A trois mois des municipales, l'avenir politique de la dynastie Bompard à Orange et de la députée RN du Vaucluse Marie-France Lorho s'est obscurci jeudi au tribunal judiciaire de Marseille, où des peines d'inéligibilité ont été requises.
Le jugement sera rendu le 26 janvier, à moins de deux mois du premier tour des élections municipales, où Marie-France Lorho, 61 ans, entend se présenter comme numéro deux de la liste Rassemblement national (RN) à Orange, et où Yann Bompard n'a pas fait mystère de candidater à sa succession.
Aujourd'hui adversaires politiques, tenant soigneusement leurs distances pendant l'audience, ces deux figures politiques du Vaucluse ont d'abord fait chemin commun.
Les faits reprochés de détournement et de recel de fonds publics s'étendent de novembre 2021 à février 2023, où Yann Bompard, 39 ans, est accusé d'avoir occupé un emploi fictif de collaborateur parlementaire. Préjudice évalué par l'Assemblée nationale, qui s'est constituée partie civile: 75.000 euros.
Jeudi, la procureure Louise Chrétien a requis des peines de cinq ans d'inéligibilité avec exécution provisoire, c'est-à-dire applicables immédiatement, à l'encontre des deux responsables. Des peines de 18 mois de prison avec sursis à l'encontre de Marie-France Lorho, aussi poursuivie pour subornation de témoin, assorti de 10.000 euros d'amende ont également été réclamées. Et pour Yann Bompard, "pour lequel il y a bien eu enrichissement personnel" selon la procureure, 24 mois avec sursis et 15.000 euros d'amende.
Marie-France Lorho au tribunal de Marseille le 17 décembre 2025
Thibaud MORITZ - AFP
"La grande majorité des tâches prévues" pour Yann Bompard "n'étaient pas effectuées", a lancé Louise Chrétien, car "matériellement (...) il manquait de temps pour remplir ses obligations contractuelles".
En cause, ses multiples casquettes de conseiller départemental, président d'intercommunalité, collaborateur parlementaire et, surtout, maire d'Orange depuis fin 2021. Il reprend alors le fauteuil de son père Jacques, condamné pour prise illégale d'intérêt dans son 6e mandat consécutif.
- "Emprise de la famille Bompard" -
"Il n'avait aucune raison d'être payé trois fois pour le même travail", a pointé Louise Chrétien, égrenant des revenus cumulés de 5.400 euros - hors salaire de collaborateur. La veille, l'élu avait répliqué qu'il se rendait à des réunions locales "en tant que tout": "jamais je n'ai senti que je volais l'argent".
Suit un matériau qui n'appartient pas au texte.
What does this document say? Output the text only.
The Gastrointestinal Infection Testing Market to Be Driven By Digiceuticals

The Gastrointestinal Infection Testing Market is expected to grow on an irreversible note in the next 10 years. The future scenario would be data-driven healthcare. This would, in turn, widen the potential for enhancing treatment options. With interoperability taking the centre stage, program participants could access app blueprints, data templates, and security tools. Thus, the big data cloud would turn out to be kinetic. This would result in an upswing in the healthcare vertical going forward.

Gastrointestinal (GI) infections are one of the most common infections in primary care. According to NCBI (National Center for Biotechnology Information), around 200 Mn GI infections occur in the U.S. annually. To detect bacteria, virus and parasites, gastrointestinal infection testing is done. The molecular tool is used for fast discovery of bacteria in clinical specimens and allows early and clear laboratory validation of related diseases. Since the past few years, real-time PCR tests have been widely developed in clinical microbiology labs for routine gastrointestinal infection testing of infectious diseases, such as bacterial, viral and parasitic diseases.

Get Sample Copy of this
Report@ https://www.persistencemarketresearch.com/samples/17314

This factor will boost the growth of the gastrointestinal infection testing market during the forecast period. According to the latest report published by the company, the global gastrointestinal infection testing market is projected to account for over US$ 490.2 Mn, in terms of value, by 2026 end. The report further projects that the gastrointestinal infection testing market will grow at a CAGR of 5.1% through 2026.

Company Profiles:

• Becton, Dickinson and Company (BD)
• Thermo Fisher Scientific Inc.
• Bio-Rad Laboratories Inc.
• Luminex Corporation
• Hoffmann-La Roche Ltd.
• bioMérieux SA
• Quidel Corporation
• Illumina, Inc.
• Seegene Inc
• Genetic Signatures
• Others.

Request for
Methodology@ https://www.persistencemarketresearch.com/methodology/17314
L'accusation a surtout insisté sur "la pauvreté des traces retrouvées" de son travail, "une dizaine de mails, une dizaine de SMS". Une situation globalement retracée lors d'une écoute téléphonique où Marie-France Lorho et un autre assistant tentent de couvrir Yann Bompard.
Quant à la députée, selon l'accusation, elle n'a "pas endossé ses responsabilités d'employeur alors qu'elle bénéficiait de l'argent public". Et elle "a mis six mois à imposer à Yann Bompard un contrat à mi-temps, sans prendre aucune mesure disciplinaire", alors qu'elle avait constaté "une baisse de son travail" depuis qu'il était devenu maire.
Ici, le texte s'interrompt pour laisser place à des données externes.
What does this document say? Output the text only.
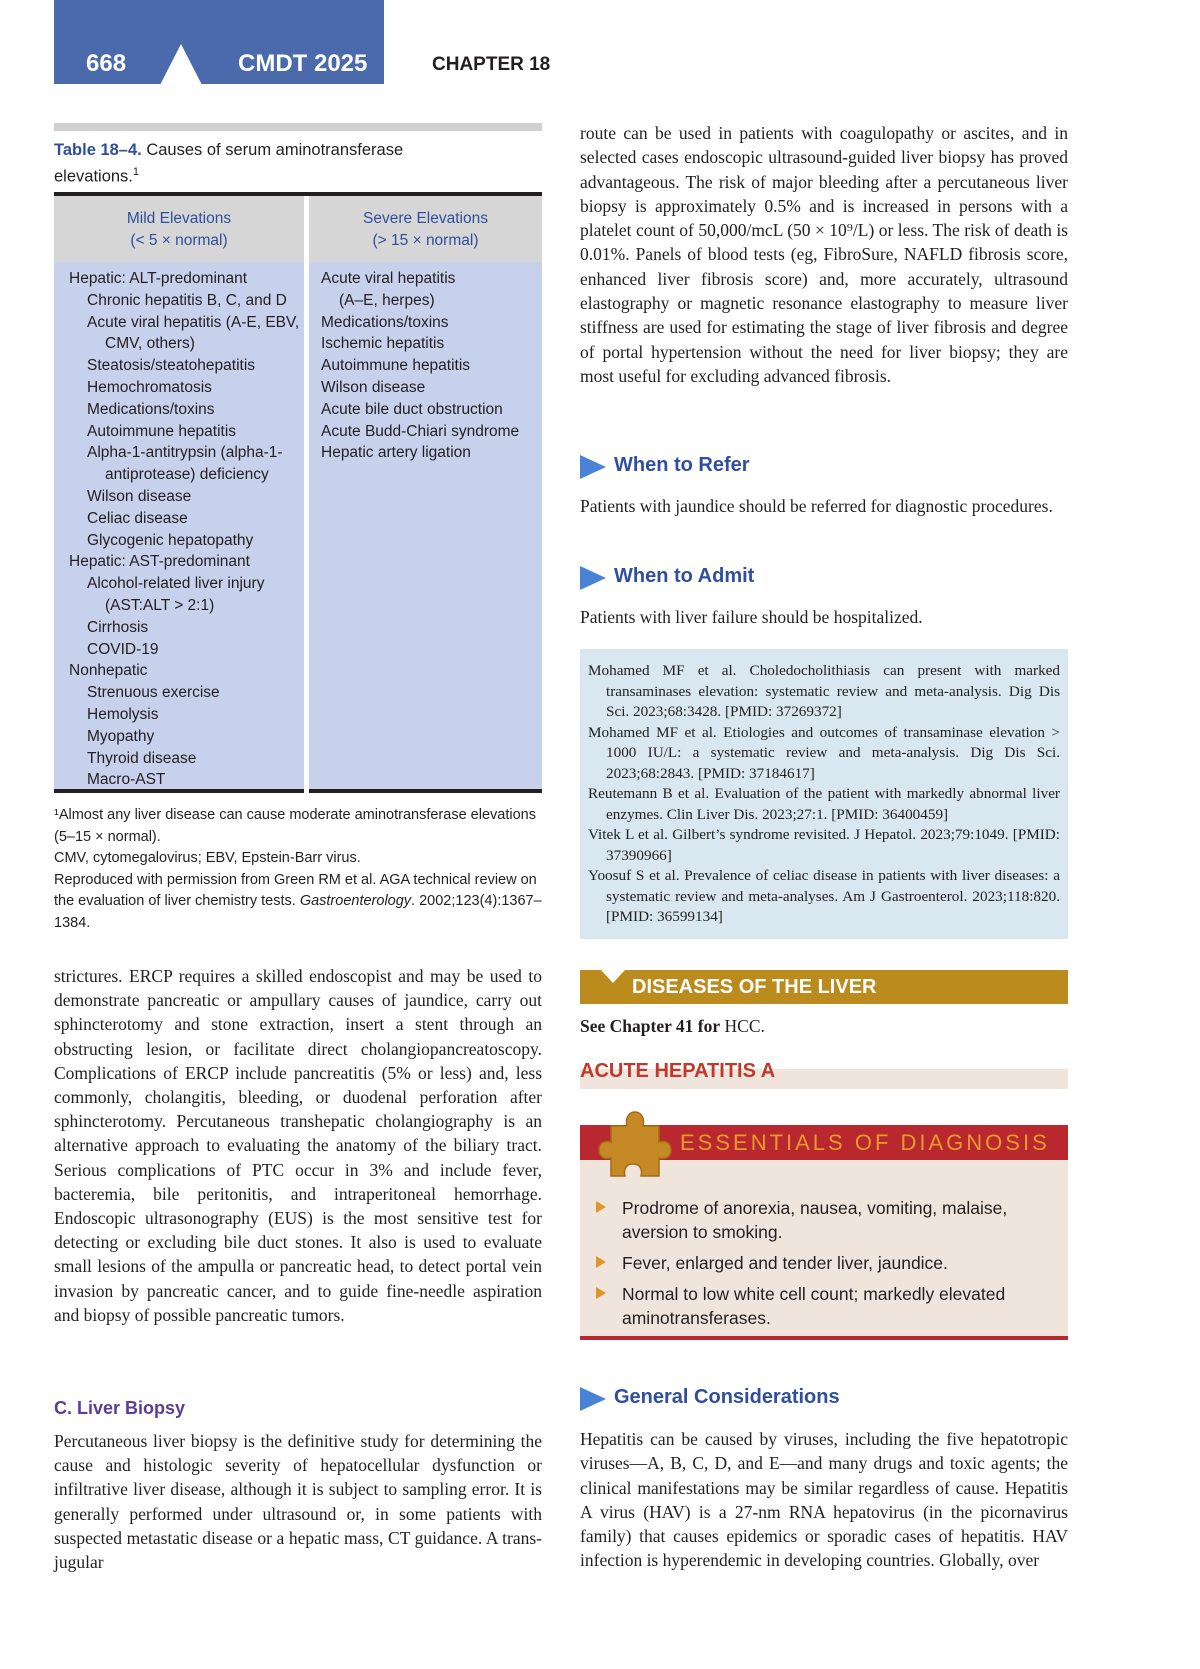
668	CMDT 2025	CHAPTER 18
Table 18–4. Causes of serum aminotransferase
elevations.$^1$
Mild Elevations
(< 5 × normal)
Severe Elevations
(> 15 × normal)
Hepatic: ALT-predominant
Chronic hepatitis B, C, and D
Acute viral hepatitis (A-E, EBV,
CMV, others)
Steatosis/steatohepatitis
Hemochromatosis
Medications/toxins
Autoimmune hepatitis
Alpha-1-antitrypsin (alpha-1-
antiprotease) deficiency
Wilson disease
Celiac disease
Glycogenic hepatopathy
Hepatic: AST-predominant
Alcohol-related liver injury
(AST:ALT > 2:1)
Cirrhosis
COVID-19
Nonhepatic
Strenuous exercise
Hemolysis
Myopathy
Thyroid disease
Macro-AST
Acute viral hepatitis
(A–E, herpes)
Medications/toxins
Ischemic hepatitis
Autoimmune hepatitis
Wilson disease
Acute bile duct obstruction
Acute Budd-Chiari syndrome
Hepatic artery ligation

¹Almost any liver disease can cause moderate aminotransferase elevations (5–15 × normal).

CMV, cytomegalovirus; EBV, Epstein-Barr virus.

Reproduced with permission from Green RM et al. AGA technical review on the evaluation of liver chemistry tests. Gastroenterology. 2002;123(4):1367–1384.

strictures. ERCP requires a skilled endoscopist and may be used to demonstrate pancreatic or ampullary causes of jaundice, carry out sphincterotomy and stone extraction, insert a stent through an obstructing lesion, or facilitate direct cholangiopancreatoscopy. Complications of ERCP include pancreatitis (5% or less) and, less commonly, cholangitis, bleeding, or duodenal perforation after sphincterotomy. Percutaneous transhepatic cholangiography is an alternative approach to evaluating the anatomy of the biliary tract. Serious complications of PTC occur in 3% and include fever, bacteremia, bile peritonitis, and intraperitoneal hemorrhage. Endoscopic ultrasonography (EUS) is the most sensitive test for detecting or excluding bile duct stones. It also is used to evaluate small lesions of the ampulla or pancreatic head, to detect portal vein invasion by pancreatic cancer, and to guide fine-needle aspiration and biopsy of possible pancreatic tumors.
C. Liver Biopsy
Percutaneous liver biopsy is the definitive study for determining the cause and histologic severity of hepatocellular dysfunction or infiltrative liver disease, although it is subject to sampling error. It is generally performed under ultrasound or, in some patients with suspected metastatic disease or a hepatic mass, CT guidance. A trans-jugular
route can be used in patients with coagulopathy or ascites, and in selected cases endoscopic ultrasound-guided liver biopsy has proved advantageous. The risk of major bleeding after a percutaneous liver biopsy is approximately 0.5% and is increased in persons with a platelet count of 50,000/mcL (50 × 10⁹/L) or less. The risk of death is 0.01%. Panels of blood tests (eg, FibroSure, NAFLD fibrosis score, enhanced liver fibrosis score) and, more accurately, ultrasound elastography or magnetic resonance elastography to measure liver stiffness are used for estimating the stage of liver fibrosis and degree of portal hypertension without the need for liver biopsy; they are most useful for excluding advanced fibrosis.
When to Refer
Patients with jaundice should be referred for diagnostic procedures.
When to Admit
Patients with liver failure should be hospitalized.

Mohamed MF et al. Choledocholithiasis can present with marked transaminases elevation: systematic review and meta-analysis. Dig Dis Sci. 2023;68:3428. [PMID: 37269372]

Mohamed MF et al. Etiologies and outcomes of transaminase elevation > 1000 IU/L: a systematic review and meta-analysis. Dig Dis Sci. 2023;68:2843. [PMID: 37184617]

Reutemann B et al. Evaluation of the patient with markedly abnormal liver enzymes. Clin Liver Dis. 2023;27:1. [PMID: 36400459]

Vitek L et al. Gilbert’s syndrome revisited. J Hepatol. 2023;79:1049. [PMID: 37390966]

Yoosuf S et al. Prevalence of celiac disease in patients with liver diseases: a systematic review and meta-analyses. Am J Gastroenterol. 2023;118:820. [PMID: 36599134]

DISEASES OF THE LIVER
See Chapter 41 for HCC.
ACUTE HEPATITIS A
ESSENTIALS OF DIAGNOSIS
Prodrome of anorexia, nausea, vomiting, malaise, aversion to smoking.
Fever, enlarged and tender liver, jaundice.
Normal to low white cell count; markedly elevated aminotransferases.
General Considerations
Hepatitis can be caused by viruses, including the five hepatotropic viruses—A, B, C, D, and E—and many drugs and toxic agents; the clinical manifestations may be similar regardless of cause. Hepatitis A virus (HAV) is a 27-nm RNA hepatovirus (in the picornavirus family) that causes epidemics or sporadic cases of hepatitis. HAV infection is hyperendemic in developing countries. Globally, over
Cette baisse était concomitante à leur rupture politique actée au printemps 2022, lorsqu'elle avait décidé de couper les ponts avec la Ligue du Sud - le parti fondé par Jacques Bompard - au profit du RN.
Elle était aussi "dans un lien de subordination totalement inversé", et vivait dans "la peur, l'emprise de la famille Bompard".
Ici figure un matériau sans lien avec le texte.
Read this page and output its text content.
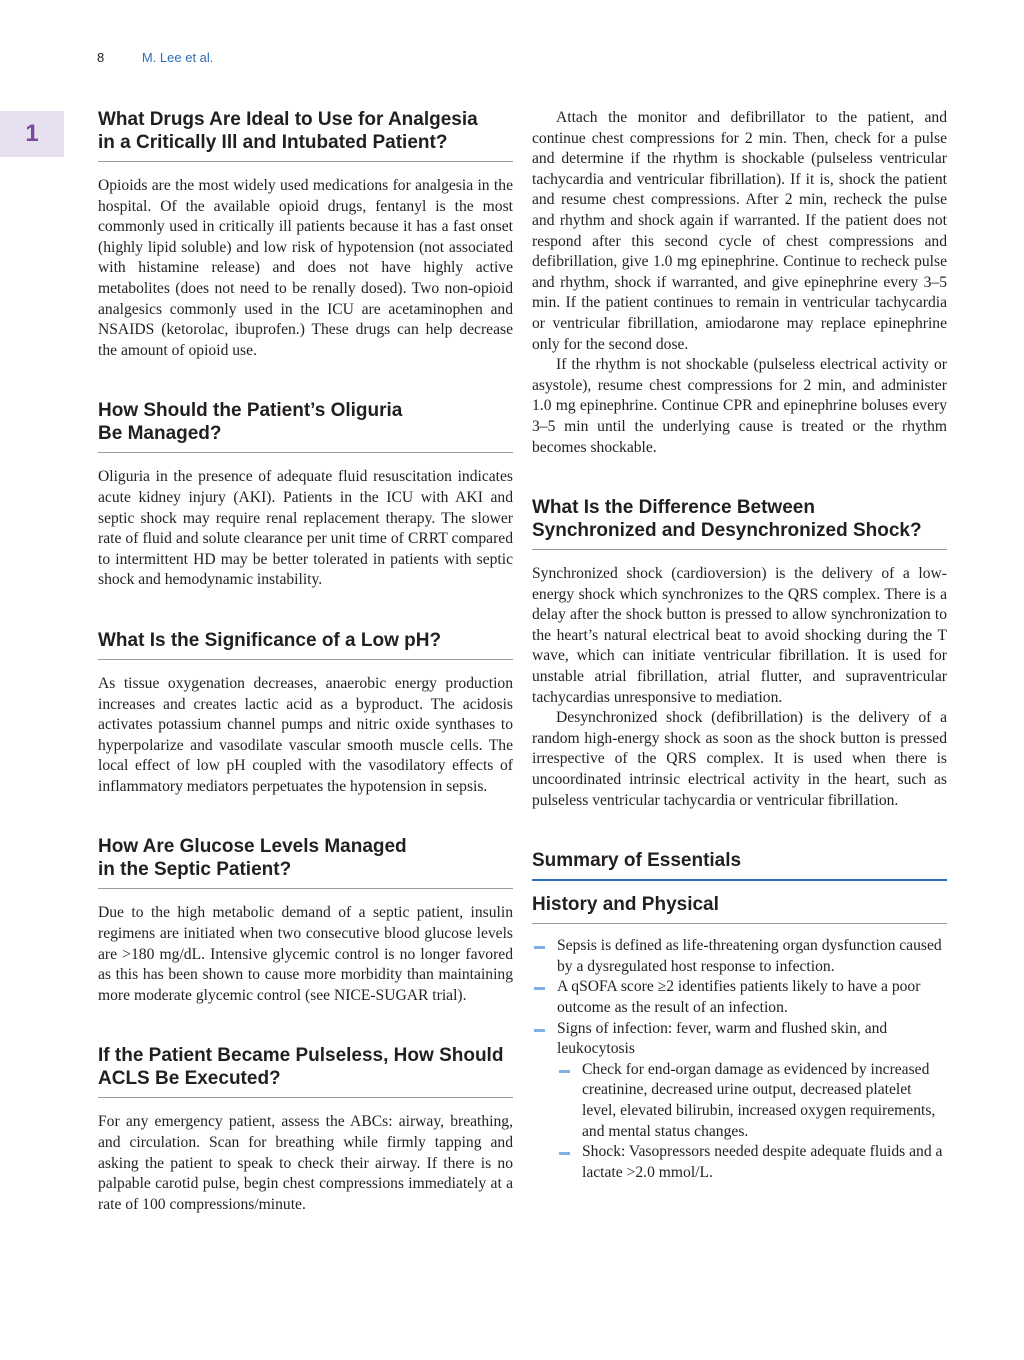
8	M. Lee et al.
1
What Drugs Are Ideal to Use for Analgesia
in a Critically Ill and Intubated Patient?

Opioids are the most widely used medications for analgesia in the hospital. Of the available opioid drugs, fentanyl is the most commonly used in critically ill patients because it has a fast onset (highly lipid soluble) and low risk of hypotension (not associated with histamine release) and does not have highly active metabolites (does not need to be renally dosed). Two non-opioid analgesics commonly used in the ICU are acetaminophen and NSAIDS (ketorolac, ibuprofen.) These drugs can help decrease the amount of opioid use.

How Should the Patient’s Oliguria
Be Managed?

Oliguria in the presence of adequate fluid resuscitation indicates acute kidney injury (AKI). Patients in the ICU with AKI and septic shock may require renal replacement therapy. The slower rate of fluid and solute clearance per unit time of CRRT compared to intermittent HD may be better tolerated in patients with septic shock and hemodynamic instability.

What Is the Significance of a Low pH?

As tissue oxygenation decreases, anaerobic energy production increases and creates lactic acid as a byproduct. The acidosis activates potassium channel pumps and nitric oxide synthases to hyperpolarize and vasodilate vascular smooth muscle cells. The local effect of low pH coupled with the vasodilatory effects of inflammatory mediators perpetuates the hypotension in sepsis.

How Are Glucose Levels Managed
in the Septic Patient?

Due to the high metabolic demand of a septic patient, insulin regimens are initiated when two consecutive blood glucose levels are >180 mg/dL. Intensive glycemic control is no longer favored as this has been shown to cause more morbidity than maintaining more moderate glycemic control (see NICE-SUGAR trial).

If the Patient Became Pulseless, How Should
ACLS Be Executed?

For any emergency patient, assess the ABCs: airway, breathing, and circulation. Scan for breathing while firmly tapping and asking the patient to speak to check their airway. If there is no palpable carotid pulse, begin chest compressions immediately at a rate of 100 compressions/minute.

Attach the monitor and defibrillator to the patient, and continue chest compressions for 2 min. Then, check for a pulse and determine if the rhythm is shockable (pulseless ventricular tachycardia and ventricular fibrillation). If it is, shock the patient and resume chest compressions. After 2 min, recheck the pulse and rhythm and shock again if warranted. If the patient does not respond after this second cycle of chest compressions and defibrillation, give 1.0 mg epinephrine. Continue to recheck pulse and rhythm, shock if warranted, and give epinephrine every 3–5 min. If the patient continues to remain in ventricular tachycardia or ventricular fibrillation, amiodarone may replace epinephrine only for the second dose.

If the rhythm is not shockable (pulseless electrical activity or asystole), resume chest compressions for 2 min, and administer 1.0 mg epinephrine. Continue CPR and epinephrine boluses every 3–5 min until the underlying cause is treated or the rhythm becomes shockable.

What Is the Difference Between
Synchronized and Desynchronized Shock?

Synchronized shock (cardioversion) is the delivery of a low-energy shock which synchronizes to the QRS complex. There is a delay after the shock button is pressed to allow synchronization to the heart’s natural electrical beat to avoid shocking during the T wave, which can initiate ventricular fibrillation. It is used for unstable atrial fibrillation, atrial flutter, and supraventricular tachycardias unresponsive to mediation.

Desynchronized shock (defibrillation) is the delivery of a random high-energy shock as soon as the shock button is pressed irrespective of the QRS complex. It is used when there is uncoordinated intrinsic electrical activity in the heart, such as pulseless ventricular tachycardia or ventricular fibrillation.

Summary of Essentials
History and Physical
Sepsis is defined as life-threatening organ dysfunction caused by a dysregulated host response to infection.
A qSOFA score ≥2 identifies patients likely to have a poor outcome as the result of an infection.
Signs of infection: fever, warm and flushed skin, and leukocytosis
Check for end-organ damage as evidenced by increased creatinine, decreased urine output, decreased platelet level, elevated bilirubin, increased oxygen requirements, and mental status changes.
Shock: Vasopressors needed despite adequate fluids and a lactate >2.0 mmol/L.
Autant d'arguments balayés par la défense.
L'exécution provisoire ? "Un instrument à la mode, un déni du droit à se défendre", selon Me Christophe Bass, avocat de Yann Bompard.
Son travail ? "Des traces, vous en avez", même si "la masse silencieuse" de son activité "n'en laisse pas: son expérience du terrain, son apport, précieux", pour ce "profil inégalé".
Les craintes de "représailles du camp Bompard", avancées par Marie-France Lorho pour avoir tardé à se séparer de Yann ? "Du vent !".
Au fond, explique Me Bass, "vous lui reprochez le temps qu'il a mis à comprendre qu'elle ne voulait plus de lui".
L'avocat de Marie-France Lorho, Me Guillaume De Palma, a lui aussi défendu "la grande autonomie, bannie des réquisitions" dont jouissait Yann Bompard: "son bureau, c'était la rue !".
Quant à sa cliente, elle a bien "pris la mesure" de la baisse d'activité de Yann Bompard, le passant à mi-temps. Tout au plus, aurait-elle fait preuve de "négligence" par manque d'expérience.